J Street, an organization that advocates for a two state solution to the Israeli/Palestinian stalemate –it acts as a progressive Jewish alternative to the more conservative AIPAC — notes a another similar disconnect between public opinion and policy.

Polling shows that a strong majority of Americans as well as American Jews support a two-state solution to resolve the conflict between Israel and the Palestinians. Surveys in the region continue to record that majorities of both Israelis and Palestinians also support a two-state deal, as they have for years.

J Street explains the disconnect on these and other issues:

Political scientists have boiled this down to a truism – the intensity of the few beats the moderation of the many.

I'm not fond of columnist David Brooks, but he got it right a few days ago when he said the gun crazies will use a vote for background checks as reason to vote against a legislator while people who favor regulation will put a No vote into the mix with other issues. That means, for a member of Congress in a tight district, there's a political cost that comes with voting for gun regulation legislation but little cost in voting No.

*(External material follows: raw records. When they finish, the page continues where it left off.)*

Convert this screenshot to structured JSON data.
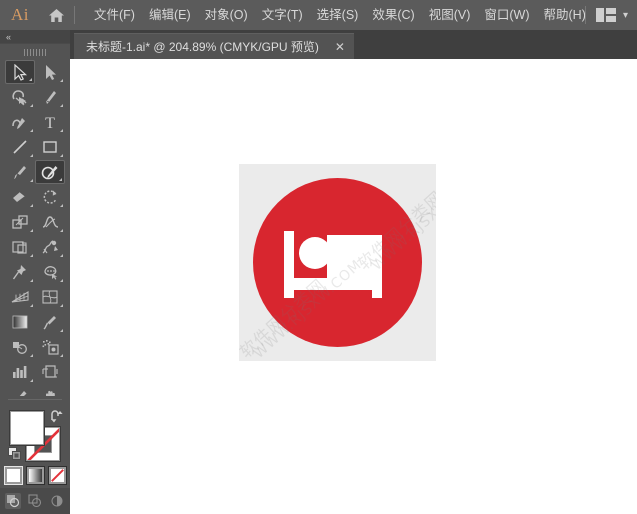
{
  "app": {
    "name": "Ai",
    "logo_color": "#d79b63"
  },
  "menubar": {
    "home_icon": "home-icon",
    "items": [
      {
        "label": "文件(F)"
      },
      {
        "label": "编辑(E)"
      },
      {
        "label": "对象(O)"
      },
      {
        "label": "文字(T)"
      },
      {
        "label": "选择(S)"
      },
      {
        "label": "效果(C)"
      },
      {
        "label": "视图(V)"
      },
      {
        "label": "窗口(W)"
      },
      {
        "label": "帮助(H)"
      }
    ],
    "workspace_icon": "workspace-layout-icon",
    "workspace_chevron": "▾"
  },
  "tabbar": {
    "tab_title": "未标题-1.ai* @ 204.89% (CMYK/GPU 预览)",
    "close_label": "✕"
  },
  "toolbar": {
    "collapse_label": "«",
    "tools": [
      {
        "name": "selection-tool",
        "icon": "arrow-solid-outline",
        "active": true,
        "corner": true
      },
      {
        "name": "direct-selection-tool",
        "icon": "arrow-filled",
        "active": false,
        "corner": true
      },
      {
        "name": "magic-wand-tool",
        "icon": "magic-wand",
        "active": false,
        "corner": true
      },
      {
        "name": "pen-tool",
        "icon": "pen",
        "active": false,
        "corner": true
      },
      {
        "name": "curvature-tool",
        "icon": "curvature",
        "active": false,
        "corner": true
      },
      {
        "name": "type-tool",
        "icon": "type-T",
        "active": false,
        "corner": true
      },
      {
        "name": "line-segment-tool",
        "icon": "line-diagonal",
        "active": false,
        "corner": true
      },
      {
        "name": "rectangle-tool",
        "icon": "rectangle",
        "active": false,
        "corner": true
      },
      {
        "name": "paintbrush-tool",
        "icon": "paintbrush",
        "active": false,
        "corner": true
      },
      {
        "name": "shaper-tool",
        "icon": "shaper-pencil",
        "active": true,
        "corner": true
      },
      {
        "name": "eraser-tool",
        "icon": "eraser",
        "active": false,
        "corner": true
      },
      {
        "name": "rotate-tool",
        "icon": "rotate",
        "active": false,
        "corner": true
      },
      {
        "name": "scale-tool",
        "icon": "scale",
        "active": false,
        "corner": true
      },
      {
        "name": "width-tool",
        "icon": "width-warp",
        "active": false,
        "corner": true
      },
      {
        "name": "free-transform-tool",
        "icon": "free-transform",
        "active": false,
        "corner": true
      },
      {
        "name": "shape-builder-tool",
        "icon": "shape-builder",
        "active": false,
        "corner": true
      },
      {
        "name": "perspective-grid-tool",
        "icon": "perspective-grid",
        "active": false,
        "corner": true
      },
      {
        "name": "mesh-tool",
        "icon": "mesh",
        "active": false,
        "corner": true
      },
      {
        "name": "gradient-tool",
        "icon": "gradient",
        "active": false,
        "corner": false
      },
      {
        "name": "eyedropper-tool",
        "icon": "eyedropper",
        "active": false,
        "corner": true
      },
      {
        "name": "blend-tool",
        "icon": "blend",
        "active": false,
        "corner": true
      },
      {
        "name": "symbol-sprayer-tool",
        "icon": "symbol-sprayer",
        "active": false,
        "corner": true
      },
      {
        "name": "column-graph-tool",
        "icon": "bar-graph",
        "active": false,
        "corner": true
      },
      {
        "name": "artboard-tool",
        "icon": "artboard",
        "active": false,
        "corner": false
      },
      {
        "name": "slice-tool",
        "icon": "slice-knife",
        "active": false,
        "corner": true
      },
      {
        "name": "hand-tool",
        "icon": "hand",
        "active": false,
        "corner": true
      },
      {
        "name": "zoom-tool",
        "icon": "magnifier",
        "active": false,
        "corner": false
      }
    ],
    "color": {
      "fill_color": "#ffffff",
      "stroke_color": "#ffffff",
      "stroke_is_none": true,
      "swap_icon": "swap-fill-stroke-icon",
      "default_icon": "default-fill-stroke-icon",
      "modes": [
        {
          "name": "color-mode",
          "selected": true,
          "swatch": "#ffffff"
        },
        {
          "name": "gradient-mode",
          "selected": false,
          "swatch": "gradient"
        },
        {
          "name": "none-mode",
          "selected": false,
          "swatch": "none"
        }
      ],
      "draw_modes": [
        {
          "name": "draw-normal-mode",
          "selected": true
        },
        {
          "name": "draw-behind-mode",
          "selected": false
        },
        {
          "name": "draw-inside-mode",
          "selected": false
        }
      ]
    }
  },
  "canvas": {
    "background": "#ffffff",
    "artwork": {
      "name": "no-sleeping-bed-sign",
      "board_color": "#ebebeb",
      "circle_color": "#d8262f",
      "icon_color": "#ffffff",
      "description": "red circle with white bed pictogram"
    },
    "watermark": {
      "line1": "软件网分类网",
      "line2": "WWW.RJSXW.COM",
      "color": "rgba(120,120,120,0.16)"
    }
  }
}
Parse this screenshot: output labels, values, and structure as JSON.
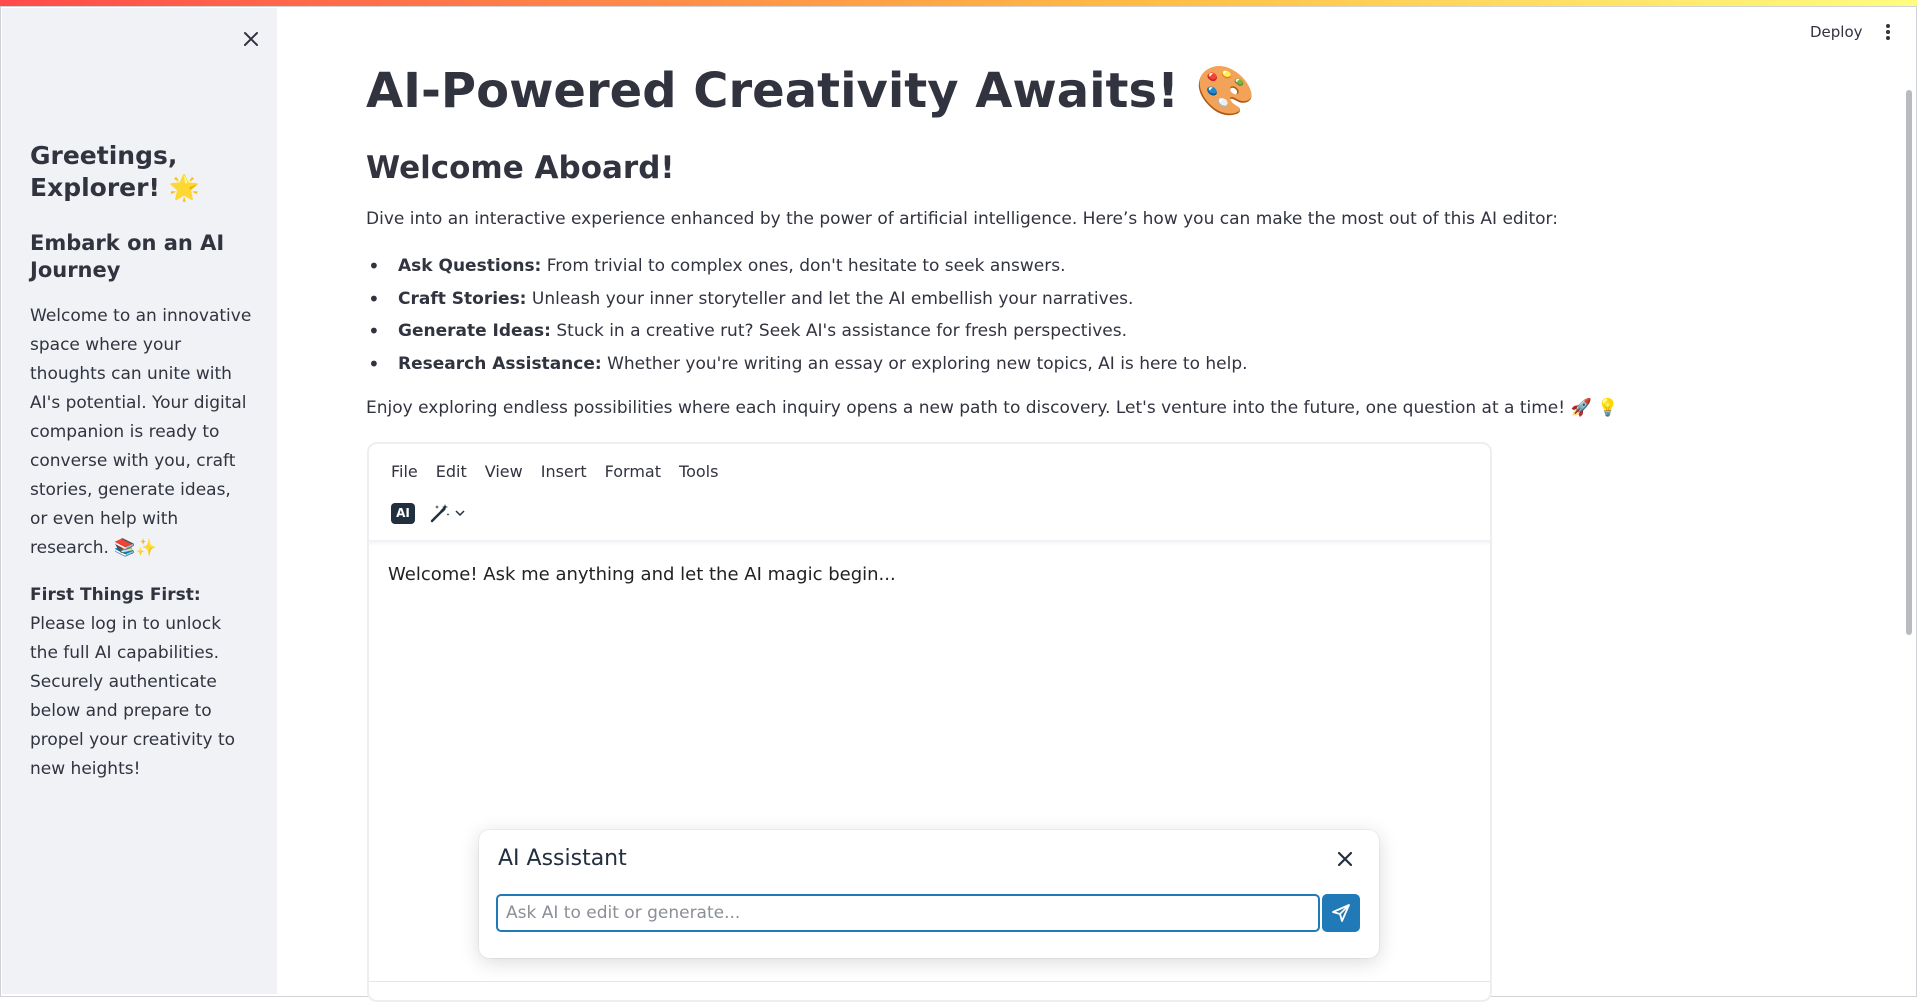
{
  "sidebar": {
    "greeting": "Greetings, Explorer! 🌟",
    "journey_title": "Embark on an AI Journey",
    "welcome_text": "Welcome to an innovative space where your thoughts can unite with AI's potential. Your digital companion is ready to converse with you, craft stories, generate ideas, or even help with research. 📚✨",
    "first_label": "First Things First:",
    "first_text": " Please log in to unlock the full AI capabilities. Securely authenticate below and prepare to propel your creativity to new heights!"
  },
  "header": {
    "deploy_label": "Deploy"
  },
  "main": {
    "title": "AI-Powered Creativity Awaits! 🎨",
    "subtitle": "Welcome Aboard!",
    "intro": "Dive into an interactive experience enhanced by the power of artificial intelligence. Here’s how you can make the most out of this AI editor:",
    "features": [
      {
        "label": "Ask Questions:",
        "text": " From trivial to complex ones, don't hesitate to seek answers."
      },
      {
        "label": "Craft Stories:",
        "text": " Unleash your inner storyteller and let the AI embellish your narratives."
      },
      {
        "label": "Generate Ideas:",
        "text": " Stuck in a creative rut? Seek AI's assistance for fresh perspectives."
      },
      {
        "label": "Research Assistance:",
        "text": " Whether you're writing an essay or exploring new topics, AI is here to help."
      }
    ],
    "outro": "Enjoy exploring endless possibilities where each inquiry opens a new path to discovery. Let's venture into the future, one question at a time! 🚀 💡"
  },
  "editor": {
    "menu": [
      "File",
      "Edit",
      "View",
      "Insert",
      "Format",
      "Tools"
    ],
    "ai_badge": "AI",
    "content": "Welcome! Ask me anything and let the AI magic begin..."
  },
  "assistant": {
    "title": "AI Assistant",
    "placeholder": "Ask AI to edit or generate...",
    "value": ""
  },
  "colors": {
    "accent": "#207ab7",
    "sidebar_bg": "#f0f2f6",
    "text": "#31333f"
  }
}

I want to be optimistic here. "The best" — maybe I should say "the majority" so as not to sound smug — seem to be waking up. We're not letting a setback on gun regulation make us go away. The same wakeup call seems to be starting with immigration reform legislation. If "The best" don't wake up, Yeats has a warning for us at the end of the poem, where he wonders what The Second Coming might look like:

And what rough beast, its hour come round at last,
Slouches towards Bethlehem to be born?